Neuf ans de menace

Une de Charlie Hebdo

Une de Charlie Hebdo

Ce matin, trois terroristes ont attaqué la rédaction de Charlie Hebdo, faisant douze morts et huit blessés. Le directeur de la rédaction Charb, ainsi que trois autres dessinateurs, Cabu, Tignous et Wolinski ont été abattus.

Triste prémonition. Dans le premier Charlie Hebdo de l’année, sorti ce jour dans les kiosques, Charb s’étonnait dans un de ses dessins qu’il n’y ait pas encore d’attentat en France. « Attendez, on a jusqu’à le fin janvier pour présenter ses vœux », lui répondait un homme, arme en main et ressemblant à un taliban. Malheureusement, il avait vu juste. Ce matin, l’attentat qu’il attendait ironiquement, a bel et bien eu lieu et lui a couté la vie, ainsi qu’à onze autres personnes présentes sur les lieux.

Cet attentat est le résultat d’une longue histoire entre le journal satirique et l’Islam. En 2006, il reprenait des caricatures du quotidien danois Jyllands-Posten, au nom de la liberté d’expression. Ces douze dessins provocateurs mettaient en scène le prophète Mahomet. Ici se situe le point de départ des menaces, avec qui Charlie Hebdo vit depuis bientôt 10 ans. Depuis, des policiers veillaient systématiquement à l’entrée de la rédaction, dans le onzième arrondissement de la capitale.

Pourtant, Charlie Hebdo, pas vraiment effrayé, a continué à publier des caricatures du prophète. En 2011, il avait transformé son nom en Charia Hebdo, mettant a nouveau en scène Mahomet.

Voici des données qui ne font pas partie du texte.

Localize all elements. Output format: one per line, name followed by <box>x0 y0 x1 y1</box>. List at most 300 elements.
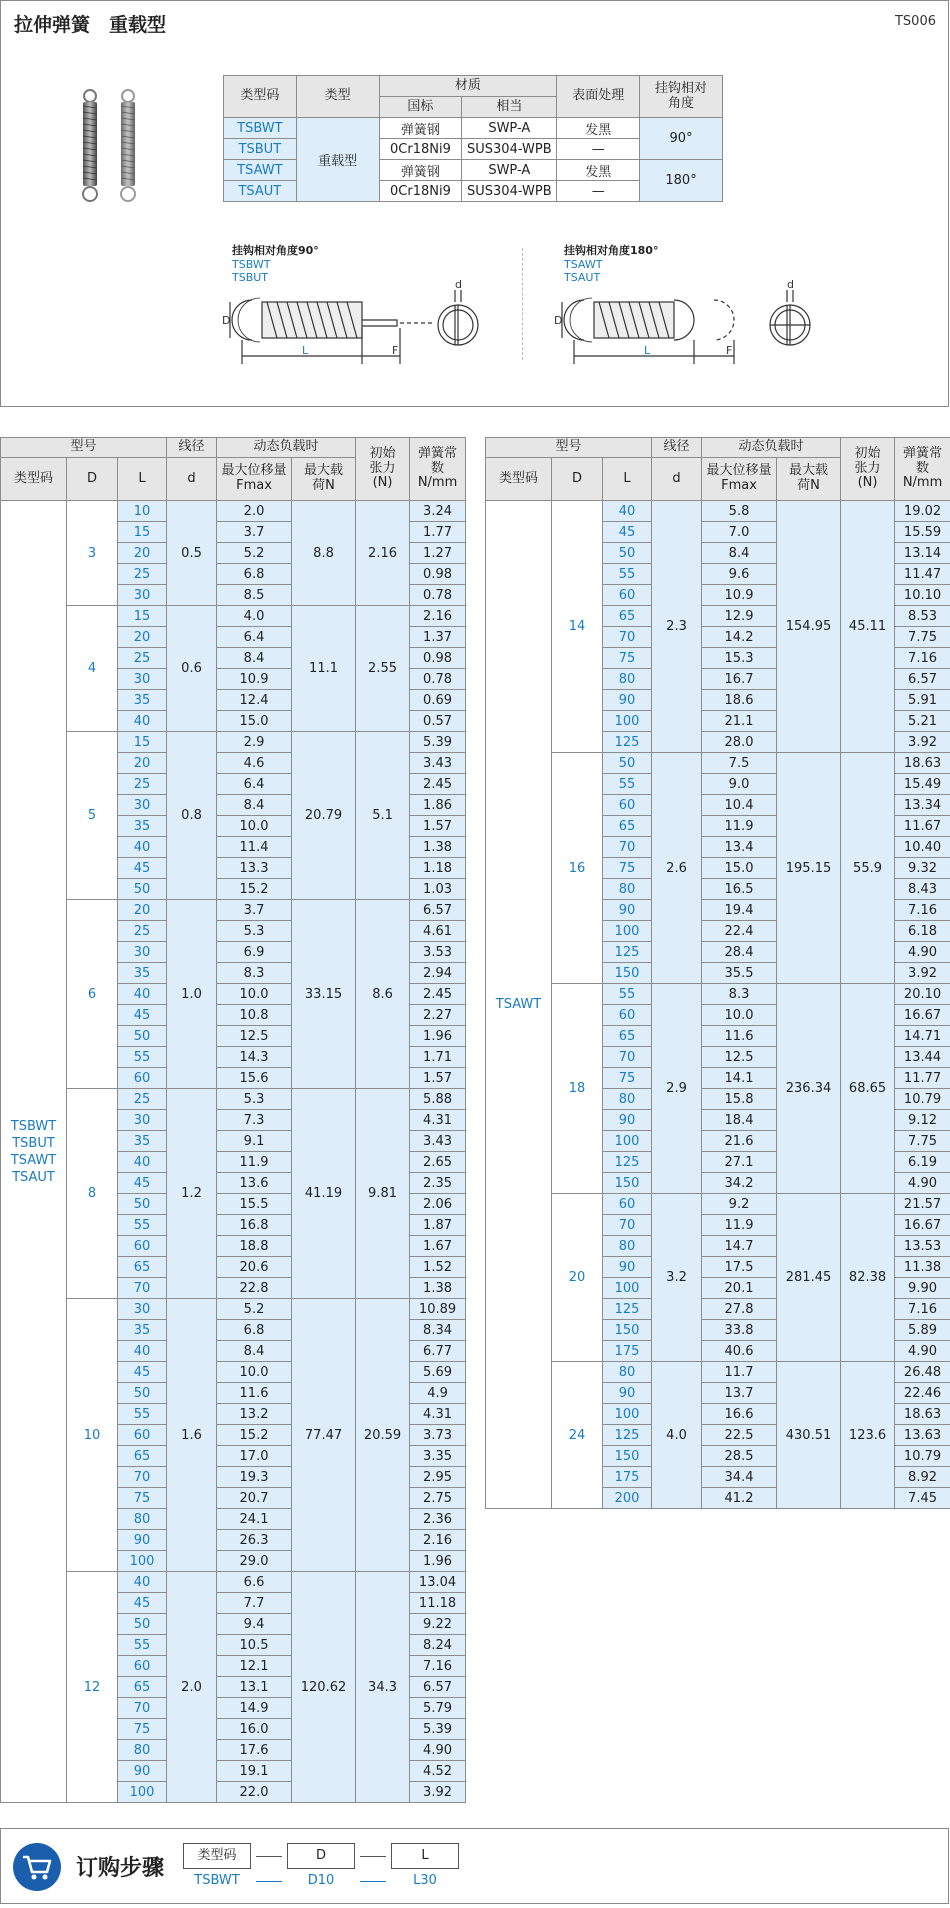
spring-constant-cell: 5.91 <box>895 690 950 711</box>
length-cell: 30 <box>118 795 167 816</box>
length-cell: 175 <box>603 1467 652 1488</box>
fmax-cell: 6.4 <box>217 627 292 648</box>
spring-constant-cell: 5.88 <box>410 1089 466 1110</box>
fmax-cell: 21.6 <box>702 1131 777 1152</box>
diagram-90-code-2: TSBUT <box>232 271 269 284</box>
surface-cell: 发黑 <box>557 160 640 181</box>
length-cell: 70 <box>603 1215 652 1236</box>
spring-constant-cell: 10.89 <box>410 1299 466 1320</box>
length-cell: 45 <box>118 1593 167 1614</box>
fmax-cell: 10.9 <box>217 669 292 690</box>
fmax-cell: 28.4 <box>702 942 777 963</box>
fmax-cell: 19.1 <box>217 1761 292 1782</box>
length-cell: 15 <box>118 522 167 543</box>
surface-cell: — <box>557 139 640 160</box>
length-cell: 50 <box>603 753 652 774</box>
spring-constant-cell: 1.38 <box>410 1278 466 1299</box>
order-dash <box>256 1856 282 1857</box>
order-box-type-code: 类型码 <box>183 1843 251 1869</box>
spring-90-diagram <box>222 280 492 370</box>
th-type-code: 类型码 <box>486 458 552 501</box>
spring-constant-cell: 5.79 <box>410 1698 466 1719</box>
wire-cell: 1.6 <box>167 1299 217 1572</box>
th-model: 型号 <box>1 438 167 458</box>
spring-constant-cell: 21.57 <box>895 1194 950 1215</box>
fmax-cell: 8.4 <box>217 795 292 816</box>
length-cell: 150 <box>603 963 652 984</box>
spring-constant-cell: 3.73 <box>410 1425 466 1446</box>
fmax-cell: 14.1 <box>702 1068 777 1089</box>
spring-constant-cell: 13.44 <box>895 1047 950 1068</box>
diameter-cell: 5 <box>67 732 118 900</box>
fmax-cell: 16.6 <box>702 1404 777 1425</box>
spring-constant-cell: 2.45 <box>410 984 466 1005</box>
table-row <box>1 732 466 753</box>
length-cell: 55 <box>118 1404 167 1425</box>
fmax-cell: 12.5 <box>702 1047 777 1068</box>
spring-constant-cell: 2.75 <box>410 1488 466 1509</box>
length-cell: 125 <box>603 1425 652 1446</box>
spring-constant-cell: 9.12 <box>895 1110 950 1131</box>
length-cell: 45 <box>118 1362 167 1383</box>
th-D: D <box>552 458 603 501</box>
fmax-cell: 9.2 <box>702 1194 777 1215</box>
fmax-cell: 15.5 <box>217 1194 292 1215</box>
th-fmax: 最大位移量Fmax <box>702 458 777 501</box>
length-cell: 40 <box>603 501 652 522</box>
table-row <box>1 1299 466 1320</box>
dim-D: D <box>554 314 563 327</box>
dim-L: L <box>644 344 651 357</box>
code-cell: TSBUT <box>224 139 297 160</box>
length-cell: 60 <box>118 1068 167 1089</box>
spring-constant-cell: 19.02 <box>895 501 950 522</box>
fmax-cell: 11.4 <box>217 837 292 858</box>
th-maxload: 最大载荷N <box>777 458 841 501</box>
fmax-cell: 8.3 <box>217 963 292 984</box>
type-code: TSBWT <box>10 1118 57 1134</box>
length-cell: 30 <box>118 1299 167 1320</box>
length-cell: 20 <box>118 900 167 921</box>
table-row <box>486 1362 950 1383</box>
diameter-cell: 4 <box>67 606 118 732</box>
equivalent-cell: SWP-A <box>462 160 557 181</box>
fmax-cell: 15.6 <box>217 1068 292 1089</box>
max-load-cell: 20.79 <box>292 732 356 900</box>
fmax-cell: 4.0 <box>217 606 292 627</box>
th-wire: 线径 <box>652 438 702 458</box>
th-maxload: 最大载荷N <box>292 458 356 501</box>
fmax-cell: 6.9 <box>217 942 292 963</box>
fmax-cell: 13.7 <box>702 1383 777 1404</box>
fmax-cell: 27.8 <box>702 1299 777 1320</box>
length-cell: 60 <box>603 1005 652 1026</box>
fmax-cell: 12.1 <box>217 1656 292 1677</box>
fmax-cell: 6.8 <box>217 1320 292 1341</box>
length-cell: 70 <box>118 1698 167 1719</box>
max-load-cell: 120.62 <box>292 1572 356 1803</box>
wire-cell: 2.0 <box>167 1572 217 1803</box>
length-cell: 65 <box>603 606 652 627</box>
fmax-cell: 35.5 <box>702 963 777 984</box>
spring-constant-cell: 0.57 <box>410 711 466 732</box>
wire-cell: 0.6 <box>167 606 217 732</box>
fmax-cell: 8.4 <box>217 648 292 669</box>
fmax-cell: 17.0 <box>217 1446 292 1467</box>
max-load-cell: 77.47 <box>292 1299 356 1572</box>
th-spring: 弹簧常数N/mm <box>895 438 950 501</box>
length-cell: 65 <box>118 1677 167 1698</box>
spring-constant-cell: 6.19 <box>895 1152 950 1173</box>
spring-constant-cell: 6.57 <box>410 900 466 921</box>
code-cell: TSAUT <box>224 181 297 202</box>
length-cell: 90 <box>603 1383 652 1404</box>
spring-constant-cell: 1.71 <box>410 1047 466 1068</box>
th-fmax: 最大位移量Fmax <box>217 458 292 501</box>
spring-constant-cell: 13.34 <box>895 795 950 816</box>
dim-d: d <box>455 280 462 291</box>
fmax-cell: 9.0 <box>702 774 777 795</box>
type-code: TSBUT <box>12 1135 55 1151</box>
th-spring: 弹簧常数N/mm <box>410 438 466 501</box>
length-cell: 50 <box>118 1383 167 1404</box>
fmax-cell: 7.5 <box>702 753 777 774</box>
length-cell: 65 <box>603 1026 652 1047</box>
spec-table-left <box>0 437 466 1803</box>
fmax-cell: 14.2 <box>702 627 777 648</box>
order-box-D: D <box>287 1843 355 1869</box>
length-cell: 80 <box>603 1089 652 1110</box>
th-dynamic: 动态负载时 <box>217 438 356 458</box>
length-cell: 60 <box>603 1194 652 1215</box>
fmax-cell: 20.7 <box>217 1488 292 1509</box>
fmax-cell: 10.4 <box>702 795 777 816</box>
fmax-cell: 16.8 <box>217 1215 292 1236</box>
spring-constant-cell: 1.52 <box>410 1257 466 1278</box>
spring-constant-cell: 5.69 <box>410 1362 466 1383</box>
diagram-180-code-1: TSAWT <box>564 258 603 271</box>
surface-cell: — <box>557 181 640 202</box>
fmax-cell: 6.4 <box>217 774 292 795</box>
th-equivalent: 相当 <box>462 97 557 118</box>
fmax-cell: 3.7 <box>217 522 292 543</box>
spring-constant-cell: 3.92 <box>895 732 950 753</box>
shopping-cart-icon <box>13 1843 61 1891</box>
initial-tension-cell: 2.55 <box>356 606 410 732</box>
fmax-cell: 13.6 <box>217 1173 292 1194</box>
fmax-cell: 19.3 <box>217 1467 292 1488</box>
length-cell: 75 <box>118 1488 167 1509</box>
fmax-cell: 14.9 <box>217 1698 292 1719</box>
length-cell: 40 <box>118 984 167 1005</box>
spring-constant-cell: 22.46 <box>895 1383 950 1404</box>
fmax-cell: 5.2 <box>217 543 292 564</box>
spring-constant-cell: 8.34 <box>410 1320 466 1341</box>
length-cell: 55 <box>118 1635 167 1656</box>
fmax-cell: 5.2 <box>217 1299 292 1320</box>
wire-cell: 0.8 <box>167 732 217 900</box>
length-cell: 80 <box>118 1509 167 1530</box>
length-cell: 125 <box>603 1299 652 1320</box>
spring-constant-cell: 0.69 <box>410 690 466 711</box>
length-cell: 60 <box>603 795 652 816</box>
fmax-cell: 11.9 <box>702 816 777 837</box>
spring-photo-icon <box>70 86 150 206</box>
fmax-cell: 8.4 <box>702 543 777 564</box>
spring-constant-cell: 0.98 <box>410 648 466 669</box>
fmax-cell: 4.6 <box>217 753 292 774</box>
fmax-cell: 15.8 <box>702 1089 777 1110</box>
fmax-cell: 20.6 <box>217 1257 292 1278</box>
spec-table-right <box>485 437 950 1509</box>
spring-constant-cell: 0.78 <box>410 669 466 690</box>
length-cell: 35 <box>118 963 167 984</box>
length-cell: 40 <box>118 837 167 858</box>
spring-180-diagram <box>554 280 824 370</box>
spring-constant-cell: 8.53 <box>895 606 950 627</box>
spring-constant-cell: 1.03 <box>410 879 466 900</box>
spring-constant-cell: 13.53 <box>895 1236 950 1257</box>
wire-cell: 2.6 <box>652 753 702 984</box>
national-cell: 弹簧钢 <box>379 160 462 181</box>
fmax-cell: 10.5 <box>217 1635 292 1656</box>
th-dynamic: 动态负载时 <box>702 438 841 458</box>
spring-constant-cell: 13.04 <box>410 1572 466 1593</box>
spring-constant-cell: 11.77 <box>895 1068 950 1089</box>
length-cell: 20 <box>118 753 167 774</box>
spring-constant-cell: 7.75 <box>895 1131 950 1152</box>
national-cell: 0Cr18Ni9 <box>379 181 462 202</box>
order-example-type: TSBWT <box>194 1873 240 1888</box>
wire-cell: 2.3 <box>652 501 702 753</box>
type-code-cell <box>1 501 67 1803</box>
wire-cell: 1.0 <box>167 900 217 1089</box>
spring-constant-cell: 4.31 <box>410 1404 466 1425</box>
wire-cell: 4.0 <box>652 1362 702 1509</box>
type-code: TSAUT <box>12 1169 55 1185</box>
th-d: d <box>167 458 217 501</box>
fmax-cell: 9.4 <box>217 1614 292 1635</box>
fmax-cell: 34.4 <box>702 1467 777 1488</box>
diagram-divider <box>522 248 523 360</box>
length-cell: 90 <box>603 1110 652 1131</box>
spring-constant-cell: 14.71 <box>895 1026 950 1047</box>
equivalent-cell: SUS304-WPB <box>462 181 557 202</box>
fmax-cell: 15.2 <box>217 879 292 900</box>
fmax-cell: 17.5 <box>702 1257 777 1278</box>
fmax-cell: 2.9 <box>217 732 292 753</box>
dim-L: L <box>302 344 309 357</box>
spring-constant-cell: 26.48 <box>895 1362 950 1383</box>
spring-constant-cell: 1.37 <box>410 627 466 648</box>
spring-constant-cell: 8.43 <box>895 879 950 900</box>
initial-tension-cell: 9.81 <box>356 1089 410 1299</box>
spring-constant-cell: 1.96 <box>410 1026 466 1047</box>
spring-constant-cell: 1.18 <box>410 858 466 879</box>
spring-constant-cell: 4.61 <box>410 921 466 942</box>
fmax-cell: 14.3 <box>217 1047 292 1068</box>
diagram-180-code-2: TSAUT <box>564 271 601 284</box>
length-cell: 90 <box>603 1257 652 1278</box>
spring-constant-cell: 5.39 <box>410 732 466 753</box>
spring-constant-cell: 13.14 <box>895 543 950 564</box>
length-cell: 20 <box>118 543 167 564</box>
wire-cell: 2.9 <box>652 984 702 1194</box>
length-cell: 90 <box>118 1530 167 1551</box>
length-cell: 40 <box>118 1572 167 1593</box>
fmax-cell: 18.6 <box>702 690 777 711</box>
fmax-cell: 11.7 <box>702 1362 777 1383</box>
th-type-code: 类型码 <box>1 458 67 501</box>
spring-constant-cell: 16.67 <box>895 1005 950 1026</box>
spring-constant-cell: 4.90 <box>895 1341 950 1362</box>
fmax-cell: 7.0 <box>702 522 777 543</box>
max-load-cell: 33.15 <box>292 900 356 1089</box>
table-row <box>486 501 950 522</box>
length-cell: 30 <box>118 942 167 963</box>
fmax-cell: 40.6 <box>702 1341 777 1362</box>
diagram-90-code-1: TSBWT <box>232 258 271 271</box>
length-cell: 150 <box>603 1446 652 1467</box>
length-cell: 125 <box>603 942 652 963</box>
length-cell: 45 <box>118 1173 167 1194</box>
max-load-cell: 236.34 <box>777 984 841 1194</box>
length-cell: 55 <box>603 984 652 1005</box>
spring-constant-cell: 18.63 <box>895 1404 950 1425</box>
fmax-cell: 20.1 <box>702 1278 777 1299</box>
fmax-cell: 13.2 <box>217 1404 292 1425</box>
order-example-L: L30 <box>413 1873 437 1888</box>
type-cell: 重载型 <box>296 118 379 202</box>
max-load-cell: 281.45 <box>777 1194 841 1362</box>
length-cell: 35 <box>118 1320 167 1341</box>
length-cell: 25 <box>118 921 167 942</box>
initial-tension-cell: 123.6 <box>841 1362 895 1509</box>
length-cell: 60 <box>118 1425 167 1446</box>
diagram-90-label: 挂钩相对角度90° <box>232 244 319 257</box>
fmax-cell: 7.7 <box>217 1593 292 1614</box>
spring-constant-cell: 2.35 <box>410 1173 466 1194</box>
fmax-cell: 9.1 <box>217 1131 292 1152</box>
initial-tension-cell: 8.6 <box>356 900 410 1089</box>
fmax-cell: 11.6 <box>702 1026 777 1047</box>
max-load-cell: 154.95 <box>777 501 841 753</box>
spring-constant-cell: 0.78 <box>410 585 466 606</box>
length-cell: 100 <box>603 921 652 942</box>
dim-d: d <box>787 280 794 291</box>
length-cell: 10 <box>118 501 167 522</box>
fmax-cell: 16.5 <box>702 879 777 900</box>
spring-constant-cell: 8.24 <box>410 1635 466 1656</box>
length-cell: 100 <box>603 1278 652 1299</box>
spring-constant-cell: 7.75 <box>895 627 950 648</box>
length-cell: 55 <box>603 774 652 795</box>
spring-constant-cell: 7.16 <box>410 1656 466 1677</box>
spring-constant-cell: 10.79 <box>895 1089 950 1110</box>
length-cell: 75 <box>603 1068 652 1089</box>
spring-constant-cell: 6.57 <box>410 1677 466 1698</box>
length-cell: 35 <box>118 1131 167 1152</box>
spring-constant-cell: 11.47 <box>895 564 950 585</box>
th-model: 型号 <box>486 438 652 458</box>
spring-constant-cell: 10.40 <box>895 837 950 858</box>
spring-constant-cell: 13.63 <box>895 1425 950 1446</box>
diameter-cell: 12 <box>67 1572 118 1803</box>
length-cell: 65 <box>118 1257 167 1278</box>
length-cell: 65 <box>603 816 652 837</box>
max-load-cell: 8.8 <box>292 501 356 606</box>
spring-constant-cell: 1.86 <box>410 795 466 816</box>
length-cell: 35 <box>118 816 167 837</box>
length-cell: 25 <box>118 648 167 669</box>
table-row <box>486 1194 950 1215</box>
fmax-cell: 28.5 <box>702 1446 777 1467</box>
order-dash <box>360 1856 386 1857</box>
length-cell: 25 <box>118 1089 167 1110</box>
length-cell: 30 <box>118 669 167 690</box>
wire-cell: 0.5 <box>167 501 217 606</box>
fmax-cell: 16.7 <box>702 669 777 690</box>
fmax-cell: 17.6 <box>217 1740 292 1761</box>
product-code: TS006 <box>894 14 936 29</box>
length-cell: 100 <box>118 1551 167 1572</box>
equivalent-cell: SWP-A <box>462 118 557 139</box>
diameter-cell: 16 <box>552 753 603 984</box>
spring-constant-cell: 5.21 <box>895 711 950 732</box>
spring-constant-cell: 3.92 <box>895 963 950 984</box>
spring-constant-cell: 8.92 <box>895 1467 950 1488</box>
diagram-180-label: 挂钩相对角度180° <box>564 244 659 257</box>
national-cell: 0Cr18Ni9 <box>379 139 462 160</box>
fmax-cell: 21.1 <box>702 711 777 732</box>
fmax-cell: 10.0 <box>702 1005 777 1026</box>
fmax-cell: 22.0 <box>217 1782 292 1803</box>
max-load-cell: 430.51 <box>777 1362 841 1509</box>
spring-constant-cell: 15.59 <box>895 522 950 543</box>
length-cell: 150 <box>603 1173 652 1194</box>
initial-tension-cell: 5.1 <box>356 732 410 900</box>
length-cell: 100 <box>603 1404 652 1425</box>
fmax-cell: 13.4 <box>702 837 777 858</box>
length-cell: 80 <box>603 1236 652 1257</box>
fmax-cell: 33.8 <box>702 1320 777 1341</box>
spring-constant-cell: 7.45 <box>895 1488 950 1509</box>
spring-constant-cell: 2.06 <box>410 1194 466 1215</box>
th-national: 国标 <box>379 97 462 118</box>
fmax-cell: 29.0 <box>217 1551 292 1572</box>
spring-constant-cell: 1.77 <box>410 522 466 543</box>
table-row <box>1 501 466 522</box>
length-cell: 100 <box>118 1782 167 1803</box>
th-type: 类型 <box>296 76 379 118</box>
length-cell: 50 <box>118 879 167 900</box>
length-cell: 15 <box>118 606 167 627</box>
spring-constant-cell: 3.24 <box>410 501 466 522</box>
table-row <box>486 984 950 1005</box>
length-cell: 100 <box>603 711 652 732</box>
spring-constant-cell: 1.57 <box>410 1068 466 1089</box>
fmax-cell: 5.3 <box>217 921 292 942</box>
th-initial: 初始张力(N) <box>356 438 410 501</box>
length-cell: 50 <box>118 1026 167 1047</box>
th-L: L <box>603 458 652 501</box>
type-code-cell <box>486 501 552 1509</box>
spec-table-right-body <box>486 501 950 1509</box>
length-cell: 150 <box>603 1320 652 1341</box>
diameter-cell: 6 <box>67 900 118 1089</box>
length-cell: 55 <box>118 1047 167 1068</box>
length-cell: 70 <box>603 837 652 858</box>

Premier avertissement d’envergure, dans la nuit du 1er au 2 novembre 2011, les locaux du journal sont incendiés. Si aucune victime n’est à déplorer, l’intérieur du bâtiment, est intégralement détruit. Charb est, dès lors, mis sous surveillance rapprochée. Dans le même temps, le site internet est piraté durant quelques heures avec, en guise de page d’accueil, une photo de la mosquée de la Mecque titrée du slogan « No got but Allah » (Pas d’autre Dieu qu’Allah).

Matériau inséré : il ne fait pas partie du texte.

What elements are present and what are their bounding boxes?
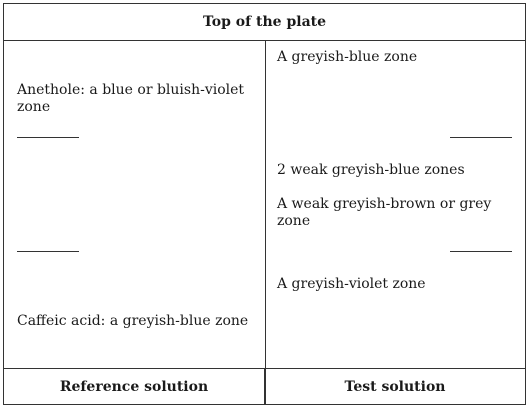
table-header: Top of the plate xyxy=(4,4,525,41)
table-footer xyxy=(4,368,525,404)
footer-reference-label: Reference solution xyxy=(4,369,265,404)
test-zone-weak-greyish-blue: 2 weak greyish-blue zones xyxy=(277,162,465,178)
reference-anethole-zone: Anethole: a blue or bluish-violet zone xyxy=(17,82,245,115)
reference-caffeic-zone: Caffeic acid: a greyish-blue zone xyxy=(17,313,249,329)
test-rule-upper xyxy=(450,137,512,138)
test-rule-lower xyxy=(450,251,512,252)
chromatogram-table xyxy=(3,3,526,405)
test-zone-greyish-blue: A greyish-blue zone xyxy=(277,49,418,65)
test-zone-greyish-violet: A greyish-violet zone xyxy=(277,276,426,292)
footer-test-label: Test solution xyxy=(344,378,446,395)
reference-rule-lower xyxy=(17,251,79,252)
test-zone-greyish-brown: A weak greyish-brown or grey zone xyxy=(277,196,492,229)
column-divider xyxy=(265,40,266,404)
reference-rule-upper xyxy=(17,137,79,138)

En 2012, Charb expliquait que malgré les menaces de plus en plus pressantes, son journal ne modifierait pas sa ligne de conduite. « Il y a de la provocation comme toutes les semaines, pas plus avec l’islam qu’avec d’autres sujets », faisait-il savoir… En grandes difficultés financières le journal est menacé de disparition. Mais, aujourd’hui, l’important n’est pas là. Aujourd’hui, nous sommes tous Charlie.